I rolled my eyes. “Girlfriend have a name? She still available?”
“Yeah, she’s in her apartment with an officer. Her name is Angela Lansbury. She’s a…”
“Don’t tell me, a writer?”
“Well, actually…”
I turned to head out, “Never mind. Let’s visit the girl.”
She was down there with the officer, mascara bleeding down her face.
“Angela?”
Her apartment was more decorated in oranges and pinks, the furniture was new but looked comfortable, entertaining. On the walls hung evocative prints of fruit in a pop art style. She wore pink hot pants that I was sure had the word JUICY on the backside, the top was a white halter that didn’t leave much to the imagination with a new set of Double Ds. Her hair was professionally bleached with a streak of pink, and her lipstick matched her shorts. Being a writer must be a lucrative business?
She looked up, the rain of mascara couldn’t hide her sweet face. She hadn’t lost all her innocence. I’m sure she fooled more than one editor with her school girl wiles.
“Angela, could you tell me what you told the officers earlier? What happened upstairs?”

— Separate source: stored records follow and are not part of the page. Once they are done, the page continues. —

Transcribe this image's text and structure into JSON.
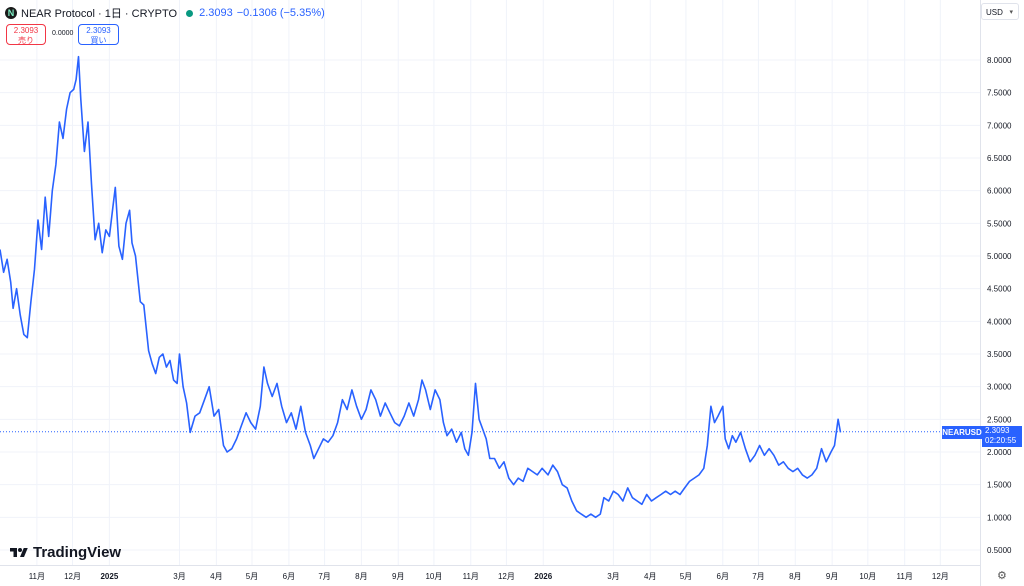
{
  "header": {
    "symbol_icon": "N",
    "title": "NEAR Protocol · 1日 · CRYPTO",
    "last": "2.3093",
    "change": "−0.1306",
    "change_pct": "(−5.35%)"
  },
  "trade": {
    "sell_price": "2.3093",
    "sell_label": "売り",
    "spread": "0.0000",
    "buy_price": "2.3093",
    "buy_label": "買い"
  },
  "currency": "USD",
  "price_tag": {
    "symbol": "NEARUSD",
    "price": "2.3093",
    "countdown": "02:20:55"
  },
  "logo": "TradingView",
  "colors": {
    "line": "#2962ff",
    "sell": "#f23645",
    "grid": "#f0f3fa"
  },
  "chart_data": {
    "type": "line",
    "series": [
      {
        "name": "NEARUSD",
        "points": [
          [
            "2024-10-01",
            5.1
          ],
          [
            "2024-10-04",
            4.75
          ],
          [
            "2024-10-07",
            4.95
          ],
          [
            "2024-10-10",
            4.6
          ],
          [
            "2024-10-12",
            4.2
          ],
          [
            "2024-10-15",
            4.5
          ],
          [
            "2024-10-18",
            4.1
          ],
          [
            "2024-10-21",
            3.8
          ],
          [
            "2024-10-24",
            3.75
          ],
          [
            "2024-10-27",
            4.3
          ],
          [
            "2024-10-30",
            4.8
          ],
          [
            "2024-11-02",
            5.55
          ],
          [
            "2024-11-05",
            5.1
          ],
          [
            "2024-11-08",
            5.9
          ],
          [
            "2024-11-11",
            5.3
          ],
          [
            "2024-11-14",
            6.0
          ],
          [
            "2024-11-17",
            6.4
          ],
          [
            "2024-11-20",
            7.05
          ],
          [
            "2024-11-23",
            6.8
          ],
          [
            "2024-11-26",
            7.25
          ],
          [
            "2024-11-29",
            7.5
          ],
          [
            "2024-12-02",
            7.55
          ],
          [
            "2024-12-04",
            7.7
          ],
          [
            "2024-12-06",
            8.05
          ],
          [
            "2024-12-08",
            7.4
          ],
          [
            "2024-12-11",
            6.6
          ],
          [
            "2024-12-14",
            7.05
          ],
          [
            "2024-12-17",
            6.1
          ],
          [
            "2024-12-20",
            5.25
          ],
          [
            "2024-12-23",
            5.5
          ],
          [
            "2024-12-26",
            5.05
          ],
          [
            "2024-12-29",
            5.4
          ],
          [
            "2025-01-01",
            5.3
          ],
          [
            "2025-01-04",
            5.75
          ],
          [
            "2025-01-06",
            6.05
          ],
          [
            "2025-01-09",
            5.15
          ],
          [
            "2025-01-12",
            4.95
          ],
          [
            "2025-01-15",
            5.5
          ],
          [
            "2025-01-18",
            5.7
          ],
          [
            "2025-01-20",
            5.2
          ],
          [
            "2025-01-23",
            5.0
          ],
          [
            "2025-01-27",
            4.3
          ],
          [
            "2025-01-30",
            4.25
          ],
          [
            "2025-02-03",
            3.55
          ],
          [
            "2025-02-06",
            3.35
          ],
          [
            "2025-02-09",
            3.2
          ],
          [
            "2025-02-12",
            3.45
          ],
          [
            "2025-02-15",
            3.5
          ],
          [
            "2025-02-18",
            3.3
          ],
          [
            "2025-02-21",
            3.4
          ],
          [
            "2025-02-24",
            3.1
          ],
          [
            "2025-02-27",
            3.05
          ],
          [
            "2025-03-01",
            3.5
          ],
          [
            "2025-03-04",
            3.0
          ],
          [
            "2025-03-07",
            2.75
          ],
          [
            "2025-03-10",
            2.3
          ],
          [
            "2025-03-14",
            2.55
          ],
          [
            "2025-03-18",
            2.6
          ],
          [
            "2025-03-22",
            2.8
          ],
          [
            "2025-03-26",
            3.0
          ],
          [
            "2025-03-30",
            2.55
          ],
          [
            "2025-04-03",
            2.65
          ],
          [
            "2025-04-07",
            2.1
          ],
          [
            "2025-04-10",
            2.0
          ],
          [
            "2025-04-14",
            2.05
          ],
          [
            "2025-04-18",
            2.2
          ],
          [
            "2025-04-22",
            2.4
          ],
          [
            "2025-04-26",
            2.6
          ],
          [
            "2025-04-30",
            2.45
          ],
          [
            "2025-05-04",
            2.35
          ],
          [
            "2025-05-08",
            2.7
          ],
          [
            "2025-05-11",
            3.3
          ],
          [
            "2025-05-14",
            3.05
          ],
          [
            "2025-05-18",
            2.85
          ],
          [
            "2025-05-22",
            3.05
          ],
          [
            "2025-05-26",
            2.7
          ],
          [
            "2025-05-30",
            2.45
          ],
          [
            "2025-06-03",
            2.6
          ],
          [
            "2025-06-07",
            2.35
          ],
          [
            "2025-06-11",
            2.7
          ],
          [
            "2025-06-15",
            2.3
          ],
          [
            "2025-06-19",
            2.1
          ],
          [
            "2025-06-22",
            1.9
          ],
          [
            "2025-06-26",
            2.05
          ],
          [
            "2025-06-30",
            2.2
          ],
          [
            "2025-07-04",
            2.15
          ],
          [
            "2025-07-08",
            2.25
          ],
          [
            "2025-07-12",
            2.45
          ],
          [
            "2025-07-16",
            2.8
          ],
          [
            "2025-07-20",
            2.65
          ],
          [
            "2025-07-24",
            2.95
          ],
          [
            "2025-07-28",
            2.7
          ],
          [
            "2025-08-01",
            2.5
          ],
          [
            "2025-08-05",
            2.65
          ],
          [
            "2025-08-09",
            2.95
          ],
          [
            "2025-08-13",
            2.8
          ],
          [
            "2025-08-17",
            2.55
          ],
          [
            "2025-08-21",
            2.75
          ],
          [
            "2025-08-25",
            2.6
          ],
          [
            "2025-08-29",
            2.45
          ],
          [
            "2025-09-02",
            2.4
          ],
          [
            "2025-09-06",
            2.55
          ],
          [
            "2025-09-10",
            2.75
          ],
          [
            "2025-09-14",
            2.55
          ],
          [
            "2025-09-18",
            2.8
          ],
          [
            "2025-09-21",
            3.1
          ],
          [
            "2025-09-24",
            2.95
          ],
          [
            "2025-09-28",
            2.65
          ],
          [
            "2025-10-02",
            2.95
          ],
          [
            "2025-10-06",
            2.8
          ],
          [
            "2025-10-09",
            2.45
          ],
          [
            "2025-10-12",
            2.25
          ],
          [
            "2025-10-16",
            2.35
          ],
          [
            "2025-10-20",
            2.15
          ],
          [
            "2025-10-24",
            2.3
          ],
          [
            "2025-10-27",
            2.05
          ],
          [
            "2025-10-30",
            1.95
          ],
          [
            "2025-11-02",
            2.3
          ],
          [
            "2025-11-05",
            3.05
          ],
          [
            "2025-11-08",
            2.5
          ],
          [
            "2025-11-11",
            2.35
          ],
          [
            "2025-11-14",
            2.2
          ],
          [
            "2025-11-17",
            1.9
          ],
          [
            "2025-11-21",
            1.9
          ],
          [
            "2025-11-25",
            1.75
          ],
          [
            "2025-11-29",
            1.85
          ],
          [
            "2025-12-03",
            1.6
          ],
          [
            "2025-12-07",
            1.5
          ],
          [
            "2025-12-11",
            1.6
          ],
          [
            "2025-12-15",
            1.55
          ],
          [
            "2025-12-19",
            1.75
          ],
          [
            "2025-12-23",
            1.7
          ],
          [
            "2025-12-27",
            1.65
          ],
          [
            "2025-12-31",
            1.75
          ],
          [
            "2026-01-05",
            1.65
          ],
          [
            "2026-01-09",
            1.8
          ],
          [
            "2026-01-13",
            1.7
          ],
          [
            "2026-01-17",
            1.5
          ],
          [
            "2026-01-21",
            1.45
          ],
          [
            "2026-01-25",
            1.25
          ],
          [
            "2026-01-29",
            1.1
          ],
          [
            "2026-02-02",
            1.05
          ],
          [
            "2026-02-06",
            1.0
          ],
          [
            "2026-02-10",
            1.05
          ],
          [
            "2026-02-14",
            1.0
          ],
          [
            "2026-02-18",
            1.05
          ],
          [
            "2026-02-21",
            1.3
          ],
          [
            "2026-02-25",
            1.25
          ],
          [
            "2026-03-01",
            1.4
          ],
          [
            "2026-03-05",
            1.35
          ],
          [
            "2026-03-09",
            1.25
          ],
          [
            "2026-03-13",
            1.45
          ],
          [
            "2026-03-17",
            1.3
          ],
          [
            "2026-03-21",
            1.25
          ],
          [
            "2026-03-25",
            1.2
          ],
          [
            "2026-03-29",
            1.35
          ],
          [
            "2026-04-02",
            1.25
          ],
          [
            "2026-04-06",
            1.3
          ],
          [
            "2026-04-10",
            1.35
          ],
          [
            "2026-04-14",
            1.4
          ],
          [
            "2026-04-18",
            1.35
          ],
          [
            "2026-04-22",
            1.4
          ],
          [
            "2026-04-26",
            1.35
          ],
          [
            "2026-04-30",
            1.45
          ],
          [
            "2026-05-04",
            1.55
          ],
          [
            "2026-05-08",
            1.6
          ],
          [
            "2026-05-12",
            1.65
          ],
          [
            "2026-05-16",
            1.75
          ],
          [
            "2026-05-19",
            2.1
          ],
          [
            "2026-05-22",
            2.7
          ],
          [
            "2026-05-25",
            2.45
          ],
          [
            "2026-05-28",
            2.55
          ],
          [
            "2026-06-01",
            2.7
          ],
          [
            "2026-06-03",
            2.2
          ],
          [
            "2026-06-06",
            2.05
          ],
          [
            "2026-06-09",
            2.25
          ],
          [
            "2026-06-12",
            2.15
          ],
          [
            "2026-06-16",
            2.3
          ],
          [
            "2026-06-20",
            2.05
          ],
          [
            "2026-06-24",
            1.85
          ],
          [
            "2026-06-28",
            1.95
          ],
          [
            "2026-07-02",
            2.1
          ],
          [
            "2026-07-06",
            1.95
          ],
          [
            "2026-07-10",
            2.05
          ],
          [
            "2026-07-14",
            1.95
          ],
          [
            "2026-07-18",
            1.8
          ],
          [
            "2026-07-22",
            1.85
          ],
          [
            "2026-07-26",
            1.75
          ],
          [
            "2026-07-30",
            1.7
          ],
          [
            "2026-08-03",
            1.75
          ],
          [
            "2026-08-07",
            1.65
          ],
          [
            "2026-08-11",
            1.6
          ],
          [
            "2026-08-15",
            1.65
          ],
          [
            "2026-08-19",
            1.75
          ],
          [
            "2026-08-23",
            2.05
          ],
          [
            "2026-08-27",
            1.85
          ],
          [
            "2026-08-31",
            2.0
          ],
          [
            "2026-09-03",
            2.1
          ],
          [
            "2026-09-06",
            2.5
          ],
          [
            "2026-09-08",
            2.3
          ]
        ]
      }
    ],
    "ylim": [
      0.25,
      8.5
    ],
    "yticks": [
      "8.0000",
      "7.5000",
      "7.0000",
      "6.5000",
      "6.0000",
      "5.5000",
      "5.0000",
      "4.5000",
      "4.0000",
      "3.5000",
      "3.0000",
      "2.5000",
      "2.0000",
      "1.5000",
      "1.0000",
      "0.5000"
    ],
    "xticks": [
      {
        "label": "11月",
        "date": "2024-11-01"
      },
      {
        "label": "12月",
        "date": "2024-12-01"
      },
      {
        "label": "2025",
        "date": "2025-01-01",
        "bold": true
      },
      {
        "label": "3月",
        "date": "2025-03-01"
      },
      {
        "label": "4月",
        "date": "2025-04-01"
      },
      {
        "label": "5月",
        "date": "2025-05-01"
      },
      {
        "label": "6月",
        "date": "2025-06-01"
      },
      {
        "label": "7月",
        "date": "2025-07-01"
      },
      {
        "label": "8月",
        "date": "2025-08-01"
      },
      {
        "label": "9月",
        "date": "2025-09-01"
      },
      {
        "label": "10月",
        "date": "2025-10-01"
      },
      {
        "label": "11月",
        "date": "2025-11-01"
      },
      {
        "label": "12月",
        "date": "2025-12-01"
      },
      {
        "label": "2026",
        "date": "2026-01-01",
        "bold": true
      },
      {
        "label": "3月",
        "date": "2026-03-01"
      },
      {
        "label": "4月",
        "date": "2026-04-01"
      },
      {
        "label": "5月",
        "date": "2026-05-01"
      },
      {
        "label": "6月",
        "date": "2026-06-01"
      },
      {
        "label": "7月",
        "date": "2026-07-01"
      },
      {
        "label": "8月",
        "date": "2026-08-01"
      },
      {
        "label": "9月",
        "date": "2026-09-01"
      },
      {
        "label": "10月",
        "date": "2026-10-01"
      },
      {
        "label": "11月",
        "date": "2026-11-01"
      },
      {
        "label": "12月",
        "date": "2026-12-01"
      }
    ],
    "xlim": [
      "2024-10-01",
      "2026-12-31"
    ],
    "last_price_line": 2.3093,
    "grid": true
  }
}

Her lips quivered and she squeezed her fist white knuckled. She began to cry again.
I sat down beside her. The couch was soft, yet firm. I imagined that would be useful for a writer. Angela turned away and grabbed her large shoulder bag, trying to slip her hand inside to snag a tissue. I saw the glint of metal.
I stood quickly, “What do you have there, Angela?”
She started to pull the tissue out, but slumped into the couch and let the bag fall to the floor, the barrel of .22 slid out.
“I did it” she said practically in audible.
I grabbed the gun and the purse, dumping the remaining contents onto the glass coffee table. House keys, vibrator, condoms in various sizes and colors, an extra pair of panties, a wallet with about $300, some loose change and a train ticket. Everything a woman on the run needed.
The officer who had sat with her pulled her to her feet and cuff Angela.
“Why? Why did you do it?”
“The monkey. That bastard was cheating on me.” She saw our strange looks, “Not the monkey, you dopes! Marty, Marty was. He hated that monkey. It was that stone bitch, Bella’s monkey. She’s one of them human statues, did her bit across from Marty day in and day out. I knew it was only a matter of time. She wasn’t the only one, there were plenty of others.” She fumed, raging, then continued, “he had the monkey and I knew. For sure. No way he’d watch that monkey, unless…”
I thought back up to the corpse laying on the floor, and as she was escorted out the door I had to ask, “What did you see in him?”
She softened and smiled through her mascara stained face, “He was a good listener.”